Can I stop a judgement that has been filed against me for a credit card debt?

Asked about 4 years ago - Lenexa, KS

I contacted the company a year ago, said I could not pay and paid an agreed amount for 6 months. When I could no longer pay even that amount-I called the credit company again and have been sending them small amounts as I am able. I am a 70 yr widow who lives off Social scurity and I have no job. I don't know what to do now? Since the judgement case was filed by a debt collectionwith whom I have never had any contact, the Credit card company has cashed a check I had sent before I was served with the summons to court/ I have no way of paying more than I have been and have used up my savings to make the payments I have made. I wrote to the credit card company and asked why they would let a debt collection serve me when I was working with them and sending payment? No response What do I do

Attorney answers (1)

  1. Theodore Lyons Araujo

    Pro

    Contributor Level 20

    Answered . When you find out that a judgment has been entered against you, normally by discovering that your wages are being garnished or the bank account has been frozen, you still have a couple of options.

    In most States the Courts allow you to reopen and challenge a “default judgment”. Most States will allow a year to accomplish this. If you did not get the paperwork for the lawsuit, or you got the paperwork but never did anything, then the judgment was “entered” due to your default to file an Answer.

    You have to bring a motion in the Court where the judgment is filed. That motion normally has to include a defense to the charges and a copy of your proposed Answer.

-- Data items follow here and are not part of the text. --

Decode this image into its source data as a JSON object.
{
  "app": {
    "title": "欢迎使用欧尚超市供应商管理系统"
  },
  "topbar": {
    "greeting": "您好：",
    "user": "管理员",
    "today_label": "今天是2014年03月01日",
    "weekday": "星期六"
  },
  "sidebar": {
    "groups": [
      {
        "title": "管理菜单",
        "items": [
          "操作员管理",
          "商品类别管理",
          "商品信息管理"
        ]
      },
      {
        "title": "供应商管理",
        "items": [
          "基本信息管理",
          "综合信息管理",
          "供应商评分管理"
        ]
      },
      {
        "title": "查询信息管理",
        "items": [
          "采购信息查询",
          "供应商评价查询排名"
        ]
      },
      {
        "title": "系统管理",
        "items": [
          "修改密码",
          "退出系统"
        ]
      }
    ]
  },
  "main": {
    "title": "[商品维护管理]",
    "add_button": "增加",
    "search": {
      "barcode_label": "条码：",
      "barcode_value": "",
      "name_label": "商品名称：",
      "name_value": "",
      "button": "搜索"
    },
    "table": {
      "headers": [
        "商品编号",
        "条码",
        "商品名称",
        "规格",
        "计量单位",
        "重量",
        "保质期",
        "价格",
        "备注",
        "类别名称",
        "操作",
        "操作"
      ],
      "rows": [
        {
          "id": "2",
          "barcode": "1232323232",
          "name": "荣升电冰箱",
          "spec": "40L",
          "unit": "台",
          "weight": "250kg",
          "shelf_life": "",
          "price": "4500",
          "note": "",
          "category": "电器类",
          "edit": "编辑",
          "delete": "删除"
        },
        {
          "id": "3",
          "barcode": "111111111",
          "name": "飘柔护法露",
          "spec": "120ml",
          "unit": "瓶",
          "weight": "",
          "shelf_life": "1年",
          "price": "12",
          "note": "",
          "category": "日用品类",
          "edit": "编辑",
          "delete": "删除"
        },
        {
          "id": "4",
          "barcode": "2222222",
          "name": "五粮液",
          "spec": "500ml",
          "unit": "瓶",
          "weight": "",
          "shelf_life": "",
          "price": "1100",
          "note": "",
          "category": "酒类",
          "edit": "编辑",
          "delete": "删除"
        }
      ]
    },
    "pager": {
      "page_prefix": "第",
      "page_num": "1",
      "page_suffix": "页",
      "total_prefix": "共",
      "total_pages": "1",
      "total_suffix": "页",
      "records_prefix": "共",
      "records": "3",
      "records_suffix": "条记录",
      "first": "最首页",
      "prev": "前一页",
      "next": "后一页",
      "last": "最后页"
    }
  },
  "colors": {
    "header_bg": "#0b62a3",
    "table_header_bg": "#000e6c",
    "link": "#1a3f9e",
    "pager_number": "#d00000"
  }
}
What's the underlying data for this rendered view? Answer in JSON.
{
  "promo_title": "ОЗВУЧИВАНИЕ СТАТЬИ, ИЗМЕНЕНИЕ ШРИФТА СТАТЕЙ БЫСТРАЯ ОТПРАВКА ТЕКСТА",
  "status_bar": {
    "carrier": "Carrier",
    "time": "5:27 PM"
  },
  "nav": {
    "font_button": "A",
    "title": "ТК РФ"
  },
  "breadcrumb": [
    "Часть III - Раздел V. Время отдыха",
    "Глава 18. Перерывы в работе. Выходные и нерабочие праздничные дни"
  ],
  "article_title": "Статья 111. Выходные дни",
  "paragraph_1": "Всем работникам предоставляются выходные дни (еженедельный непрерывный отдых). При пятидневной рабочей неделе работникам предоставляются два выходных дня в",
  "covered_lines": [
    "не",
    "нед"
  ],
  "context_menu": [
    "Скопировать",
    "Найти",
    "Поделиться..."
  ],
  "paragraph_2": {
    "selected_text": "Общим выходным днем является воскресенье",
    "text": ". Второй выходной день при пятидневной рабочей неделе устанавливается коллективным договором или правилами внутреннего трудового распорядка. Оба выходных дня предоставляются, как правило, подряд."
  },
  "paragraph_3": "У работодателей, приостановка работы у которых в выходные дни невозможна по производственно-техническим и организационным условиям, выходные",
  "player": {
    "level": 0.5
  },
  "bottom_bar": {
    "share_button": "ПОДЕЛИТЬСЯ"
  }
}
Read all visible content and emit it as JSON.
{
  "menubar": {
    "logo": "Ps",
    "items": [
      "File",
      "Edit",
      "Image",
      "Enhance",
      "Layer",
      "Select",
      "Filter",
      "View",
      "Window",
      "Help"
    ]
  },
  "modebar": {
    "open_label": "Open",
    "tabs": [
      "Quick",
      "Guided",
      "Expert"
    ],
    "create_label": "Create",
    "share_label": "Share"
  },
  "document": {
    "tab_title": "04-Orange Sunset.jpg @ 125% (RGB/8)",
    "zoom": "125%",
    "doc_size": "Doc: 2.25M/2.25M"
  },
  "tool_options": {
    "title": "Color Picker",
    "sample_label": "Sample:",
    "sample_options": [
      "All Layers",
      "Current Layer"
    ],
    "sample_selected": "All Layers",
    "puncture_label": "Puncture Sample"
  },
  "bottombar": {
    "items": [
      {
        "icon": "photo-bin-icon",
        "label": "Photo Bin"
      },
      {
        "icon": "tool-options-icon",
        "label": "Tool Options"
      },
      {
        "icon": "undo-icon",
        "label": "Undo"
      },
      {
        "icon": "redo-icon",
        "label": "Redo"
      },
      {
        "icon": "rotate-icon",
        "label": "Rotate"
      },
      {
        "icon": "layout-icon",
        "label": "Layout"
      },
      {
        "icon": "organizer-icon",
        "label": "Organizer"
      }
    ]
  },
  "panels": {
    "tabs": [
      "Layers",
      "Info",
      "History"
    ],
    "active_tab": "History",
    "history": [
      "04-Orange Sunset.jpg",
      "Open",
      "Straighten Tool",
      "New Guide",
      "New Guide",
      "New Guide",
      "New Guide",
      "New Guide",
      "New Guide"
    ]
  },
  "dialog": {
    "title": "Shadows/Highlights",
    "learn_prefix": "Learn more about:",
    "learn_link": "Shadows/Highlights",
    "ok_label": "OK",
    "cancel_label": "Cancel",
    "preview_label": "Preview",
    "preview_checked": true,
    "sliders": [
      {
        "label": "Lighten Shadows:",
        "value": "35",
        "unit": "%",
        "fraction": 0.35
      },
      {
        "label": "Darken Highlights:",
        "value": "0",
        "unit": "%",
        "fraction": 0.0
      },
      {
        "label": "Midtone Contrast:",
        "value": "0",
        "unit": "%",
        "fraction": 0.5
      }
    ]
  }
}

    You should definitely get a local lawyer to help you with this, or seek the assistance of a Bankruptcy attorney to get rid of the liability. If you can’t afford a lawyer and you are being sued check out my website for a free form Answer.

    Good Luck!

    Disclaimer: This answer does not constitute legal advice. I am admitted in the States of New York, New Jersey and Massachusetts only and make no attempt to opine on matters of law that are not relevant to those three States. This advice is based on general principles of law that may or may not relate to your specific situation. Facts and laws change and these possible changes will affect the advice provided here. Consult an attorney in your locale before you act on any of this advice. You should not rely on this advice alone and nothing in these communications creates an attorney client relationship. The opinions expressed herein are those of the author only and the fact that he has worked as an Assistant District Attorney; State Supreme Court Clerk; Special Assistant United States Attorney (Hawaii); Assistant Cornell University Counsel or Judge Advocate, United States Marine Corps should not be relied upon to assume that these statements reflect the policy of these organizations.